Abstract

Vina Mazumdar (1927—2013) saw herself as one placed between ‘tradition, counter-tradition and heresy’. After years of teaching in Bihar, she migrated to New Delhi in the 1960s, first to join University Grants Commission, and then Indian Council of Social Science Research. As Member-Secretary of Committee on the Status of Women in India, she coordinated the work of its large team of members, actively supporting researchers and staff in her inimitable style to produce Towards Equality, acknowledged as the ‘founding text’ of the women’s movement. In 1980 she established Centre for Women’s Development Studies whose focus has been on issues pertaining to women in both rural and urban India. Its work among the tribal women of Bankura (West Bengal) soon became well known as a model of grassroots women’s empowerment.
These four essays seek to bring the work and legacy of Vina Mazumdar to life. Mazumdar left her imprint in manifold if deeply institutional ways, one that would not be adequately acknowledged were we to look at her writings alone. As everyone knows, her magnum opus was an orchestrated report produced collectively under the most dramatic and extraordinary historical circumstances, namely Towards Equality. Each of the essays demonstrate not only what she did and meant to the people of her time and also ours, but also how she went about her tasks, transforming her peers in a range of organisations and governmental bodies she was associated with, which extended to projects as far afield as West Bengal.
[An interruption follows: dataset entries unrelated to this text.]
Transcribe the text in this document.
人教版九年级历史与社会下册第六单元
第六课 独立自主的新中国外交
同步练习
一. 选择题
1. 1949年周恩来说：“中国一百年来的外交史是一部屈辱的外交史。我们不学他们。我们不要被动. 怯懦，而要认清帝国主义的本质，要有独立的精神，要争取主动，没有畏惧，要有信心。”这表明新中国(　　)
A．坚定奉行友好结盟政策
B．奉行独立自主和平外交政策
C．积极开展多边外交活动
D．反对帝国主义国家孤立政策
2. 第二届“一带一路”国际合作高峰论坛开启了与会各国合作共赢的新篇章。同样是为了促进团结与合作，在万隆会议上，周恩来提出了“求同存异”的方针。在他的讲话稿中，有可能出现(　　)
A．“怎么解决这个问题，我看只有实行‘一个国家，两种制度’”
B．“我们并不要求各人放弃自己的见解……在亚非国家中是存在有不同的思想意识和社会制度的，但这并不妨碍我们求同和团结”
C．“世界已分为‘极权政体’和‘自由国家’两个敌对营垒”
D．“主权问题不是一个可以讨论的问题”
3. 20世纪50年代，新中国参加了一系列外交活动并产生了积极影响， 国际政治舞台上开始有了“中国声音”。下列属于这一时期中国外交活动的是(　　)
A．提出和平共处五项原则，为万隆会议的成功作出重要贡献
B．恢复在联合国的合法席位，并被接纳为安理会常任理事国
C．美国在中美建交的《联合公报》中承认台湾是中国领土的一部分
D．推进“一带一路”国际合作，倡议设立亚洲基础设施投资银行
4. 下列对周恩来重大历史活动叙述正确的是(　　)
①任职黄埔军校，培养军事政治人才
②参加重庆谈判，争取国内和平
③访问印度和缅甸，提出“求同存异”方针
The first essay by Devaki Jain takes readers back to the eventful decades of the 1970s and 1980s. These were the years that saw the emergence of a ‘women’s studies movement’ with pioneers like Vina Mazumdar, Lotika Sarkar, Neera Desai and Leela Dube, as well as Devaki Jain herself, becoming initiators and builders of new institutional spaces and offering new directions of thinking and action. Devaki Jain vividly recalls the more heady moments of those times. Readers will find especially informative the complex if close links that women like Vina Mazumdar and Devaki Jain had with governmental ministries and other official and unofficial agencies, and their role in bringing ‘women’ into state policy within the frameworks of third world development. Kumud Sharma’s essay takes us to the role that the founding text Towards Equality played in Vina Mazumdar’s own intellectual and political formation, the kind of unlearning and relearning that someone of her generation had to go through in order to make women’s issues the centre of her agenda. She goes on to dwell on the special relationship that Mazumdar developed through action research as a mode of intervention into the lives and futures of poor women, in districts like Bankura in West Bengal, with whom the Centre for Women’s Development Studies built an institutional connection that continues to this very day. Nirmala Banerjee’s essay offers another kind of commentary through her friendship with Vina Mazumdar that also went back to the 1970s. As an economist with many well-known publications in the fields of women, work and development to her credit, this essay is more in the nature of a dialogue between Nirmala Banerjee’s own ideas and concerns and the influence that Vina Mazumdar exerted. Moreover, it also provides a significantly critical lens on some of Vina Mazumdar’s agendas, and thereby gives us a sense of how open-minded Mazumdar could be to the views of others. The final piece by Mary E. John offers the views of a close reader of some of Vina Mazumdar’s less remembered writings. The main focus of the essay is on the edited volume Symbols of Power published in 1979, and especially the remarkable introduction by Vina Mazumdar, in order to revisit difficult questions of the women’s movement’s relationship to questions of politics and power. Taken together, these essays indicate not just how pivotal Vina Mazumdar was in her own time, but also how remarkably relevant she is for all of us today.